I’ve discovered Home Assistant a few weeks ago and I really do like the software. I’ve bought a few cheap 433 MHz devices from China. They all use a PT-2262 chip and are supported by RFXCom under the “Lighting4” protocol. Unfortunately, I did not find the existing Home Assistant components really suitable for my sensors, mostly due to how the Lighting4 protocol is handled by the existing components and platform, as well as the pyRFXtrx lib.
That’s why I started to write a “binary_sensor” component running with the rfxtrx platform, in order to better suit my needs. It provides better support for cheap PT-2262 based sensors (motion detection, door/window opening…) and integrates within H.A. with no need for template or configuration tricks).
@Danielhiversen
i think something like this could also be the answer for the doorbell and alarm sensors that only send a ‘on’ and no ‘off’ signal.
How do you feel about this?
Hi @Danielhiversen
I have a working implementation on my repository (“rfxtrx-binary-sensor” branch). I’m using it at home with motion sensors and door sensors.
Of course it’s not ready for a P.R. but I think it’s a good start.
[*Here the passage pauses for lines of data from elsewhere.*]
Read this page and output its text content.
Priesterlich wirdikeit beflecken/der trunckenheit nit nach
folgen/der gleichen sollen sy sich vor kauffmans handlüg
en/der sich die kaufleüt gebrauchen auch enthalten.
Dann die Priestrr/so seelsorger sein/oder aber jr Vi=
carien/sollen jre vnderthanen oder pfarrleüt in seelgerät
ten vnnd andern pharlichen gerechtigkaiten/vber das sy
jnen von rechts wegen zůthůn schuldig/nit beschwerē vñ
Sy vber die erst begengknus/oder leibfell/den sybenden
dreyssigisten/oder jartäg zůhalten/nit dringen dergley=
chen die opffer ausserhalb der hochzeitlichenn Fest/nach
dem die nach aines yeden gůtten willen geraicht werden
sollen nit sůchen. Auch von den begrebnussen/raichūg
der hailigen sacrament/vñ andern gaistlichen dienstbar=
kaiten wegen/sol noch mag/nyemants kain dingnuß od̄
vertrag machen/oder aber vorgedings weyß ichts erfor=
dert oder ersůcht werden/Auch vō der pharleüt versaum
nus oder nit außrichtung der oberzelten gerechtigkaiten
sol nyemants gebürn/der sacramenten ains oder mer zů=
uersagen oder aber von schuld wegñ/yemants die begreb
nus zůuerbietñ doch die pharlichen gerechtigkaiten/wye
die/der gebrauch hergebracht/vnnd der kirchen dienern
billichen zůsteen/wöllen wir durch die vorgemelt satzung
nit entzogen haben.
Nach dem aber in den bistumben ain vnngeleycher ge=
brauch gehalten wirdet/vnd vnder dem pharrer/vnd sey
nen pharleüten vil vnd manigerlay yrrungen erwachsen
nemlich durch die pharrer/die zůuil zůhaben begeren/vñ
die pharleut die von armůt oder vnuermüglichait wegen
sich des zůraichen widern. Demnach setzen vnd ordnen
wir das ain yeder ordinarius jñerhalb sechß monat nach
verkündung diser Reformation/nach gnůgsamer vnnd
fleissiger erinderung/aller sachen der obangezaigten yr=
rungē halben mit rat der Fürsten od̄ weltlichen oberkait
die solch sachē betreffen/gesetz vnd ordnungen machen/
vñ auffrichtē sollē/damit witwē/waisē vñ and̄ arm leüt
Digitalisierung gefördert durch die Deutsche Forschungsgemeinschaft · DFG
I’d be happy if you have some advice about my code and I would gladly help making the code ready for the master branch if you don’t have enough time.
But I understand that I need a binary switch that don’t exist. Is that right ? Is that kind of component in roadmap ?
If not, I’ll go back to Livolo switch, easier to configure.
Hello and thanks for your message. From the link you have included, I guess it’s a touch-sensitive switch that can also be controlled by a remote?
If I understand correctly, you want to control your wall switch from home-assistant as well as from the remote, and make home-assistant aware of when you use your remote to set your switch to “on” and “off”?
The switch component is the right one to use, you should have one switch per remote, but I don’t know if the remote commands will be recognized (the switch component lacks proper support for lighting4 command bits).
Also remember there will be no state update on HASS when the physical switch (the one connected to your AC socket) is used directly.